Vers un « darwinisme » régional ?

Cependant, cette relative imitation du voisin allemand n’est pas sans poser de problèmes. La pratique de financements croisés, provenant des différentes collectivités territoriales, c’est-à-dire la prolifération de projets financés par les additions du concours de l’État, de la région, des départements, des communes voire de l’Europe, engendre complexité et lenteur. Par ailleurs, les souvent différentes couleurs politiques de chacune des collectivités partageant des compétences communes affaiblie la cohésion des politiques publiques. Ainsi, bien que chaque réforme territoriale prétend en finir avec le « mille-feuilles » territorial, elles participent le plus souvent à l’alimenter. Par ailleurs, le plus souvent la décentralisation de la gestion des dépenses s’opère à un rythme nettement plus rapide que celle des recettes. Ainsi, souhaitant tendre vers le fonctionnement des Länder, les transferts de compétences sans apport de financement incitent à la multiplication des impôts, qui amènent à un manque de transparence et à une inutile complexité, ainsi que le recours massif au secteur privé. Pourtant, cette sous-traitance par le privé, souvent supposée plus efficace et moins coûteuse, contribue très souvent à la création d’oligopoles et à l’augmentation du prix des services. Les concessions autoroutières sont un exemple révélateur en la matière.

Enfin la régionalisation à l’extrême fait craindre une augmentation des inégalités au sein du territoire. En effet, malgré une certaine volonté politique de juguler les disparités économico-sociales, en particulier depuis les vagues d’attentats qui ont relancé le débat sur les quartiers délaissés, celle-ci semble contrée par une logique de compétitivité, qui conduit à un renforcement des pôles déjà économiquement prospères. De plus, l’éloignement des centres de décision et d’attribution des prestations sociales du citoyen – avant la loi NOTRe par exemple, les régions et départements disposaient la clause de compétence générale ce qui leur offrait un pouvoir d’initiative en la matière – peut affaiblir la qualité d’expertise des élus, en particulier dans de vaste régions aux réalités économico-sociales très diverses, et également réduire la capacité d’interpellation du citoyen. De même, les PME risquent d’être plus en peine de faire remonter leurs difficultés ou d’élaborer des projets avec le concours du décideur politique.
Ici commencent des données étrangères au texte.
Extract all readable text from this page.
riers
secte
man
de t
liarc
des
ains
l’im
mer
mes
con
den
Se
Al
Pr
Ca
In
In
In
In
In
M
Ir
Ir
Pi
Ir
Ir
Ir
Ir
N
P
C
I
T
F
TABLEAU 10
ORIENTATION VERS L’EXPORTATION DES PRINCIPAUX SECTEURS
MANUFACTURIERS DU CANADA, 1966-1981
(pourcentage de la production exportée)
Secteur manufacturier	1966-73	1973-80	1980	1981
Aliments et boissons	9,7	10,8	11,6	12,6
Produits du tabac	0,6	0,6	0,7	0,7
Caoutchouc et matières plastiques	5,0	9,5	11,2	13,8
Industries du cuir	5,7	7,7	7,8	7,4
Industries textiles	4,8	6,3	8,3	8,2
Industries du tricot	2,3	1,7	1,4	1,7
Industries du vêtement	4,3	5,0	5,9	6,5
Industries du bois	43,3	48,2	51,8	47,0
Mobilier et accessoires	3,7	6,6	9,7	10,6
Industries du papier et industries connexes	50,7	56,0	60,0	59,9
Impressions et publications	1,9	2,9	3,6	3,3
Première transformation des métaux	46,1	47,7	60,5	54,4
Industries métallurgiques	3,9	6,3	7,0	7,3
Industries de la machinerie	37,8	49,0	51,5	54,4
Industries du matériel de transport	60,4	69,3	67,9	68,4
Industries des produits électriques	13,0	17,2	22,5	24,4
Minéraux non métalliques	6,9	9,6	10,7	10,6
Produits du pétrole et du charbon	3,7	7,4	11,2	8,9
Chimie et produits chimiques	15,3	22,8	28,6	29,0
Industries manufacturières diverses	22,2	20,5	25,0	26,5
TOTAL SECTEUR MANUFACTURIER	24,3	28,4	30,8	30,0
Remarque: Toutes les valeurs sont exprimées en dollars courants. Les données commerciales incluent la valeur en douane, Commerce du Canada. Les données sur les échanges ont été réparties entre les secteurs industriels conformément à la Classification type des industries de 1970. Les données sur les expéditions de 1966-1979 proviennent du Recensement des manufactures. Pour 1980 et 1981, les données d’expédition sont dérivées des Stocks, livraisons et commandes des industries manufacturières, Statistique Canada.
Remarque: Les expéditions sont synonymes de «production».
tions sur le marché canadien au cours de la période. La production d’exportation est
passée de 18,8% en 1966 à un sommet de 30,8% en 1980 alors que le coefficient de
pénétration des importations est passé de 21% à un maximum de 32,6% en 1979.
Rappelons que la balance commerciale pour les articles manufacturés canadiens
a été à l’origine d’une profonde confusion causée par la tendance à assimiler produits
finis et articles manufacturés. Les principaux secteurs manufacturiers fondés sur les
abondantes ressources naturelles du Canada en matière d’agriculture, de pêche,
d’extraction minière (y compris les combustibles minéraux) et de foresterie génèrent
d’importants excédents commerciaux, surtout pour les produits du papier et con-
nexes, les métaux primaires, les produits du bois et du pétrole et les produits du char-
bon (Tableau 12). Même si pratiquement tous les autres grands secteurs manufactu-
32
L’obsession pour le modèle allemand tend à oublier les difficultés que connait le pays. En effet, si l’Allemagne donne bien un enseignement, pourtant rarement considéré, c’est celui de la forte disparité entre Länder, entre par exemple le Land Mecklembourg-Poméranie-Occidentale et le Land de Hambourg (avec respectivement un PIB/hab de 21 700€ et 49 638€), que le système de transferts fiscaux ne parvient pas à juguler. De même, l’Allemagne connait une plus grande proportion d’individus sous le seuil de pauvreté (15% contre 13,9% en France, en 2012). Ainsi, alors qu’outre-Rhin les compétences des Länder sont de plus en plus décentralisées au profit des échelons inférieurs et ce notamment pour améliorer la protection sociale, de même que la législation en la matière se renforce (avec par exemple la mise en place d’un salaire minimum en janvier 2015) ; la France, en privilégiant compétitivité sur solidarité, risque de détériorer aussi bien ses chances de développement économique que social.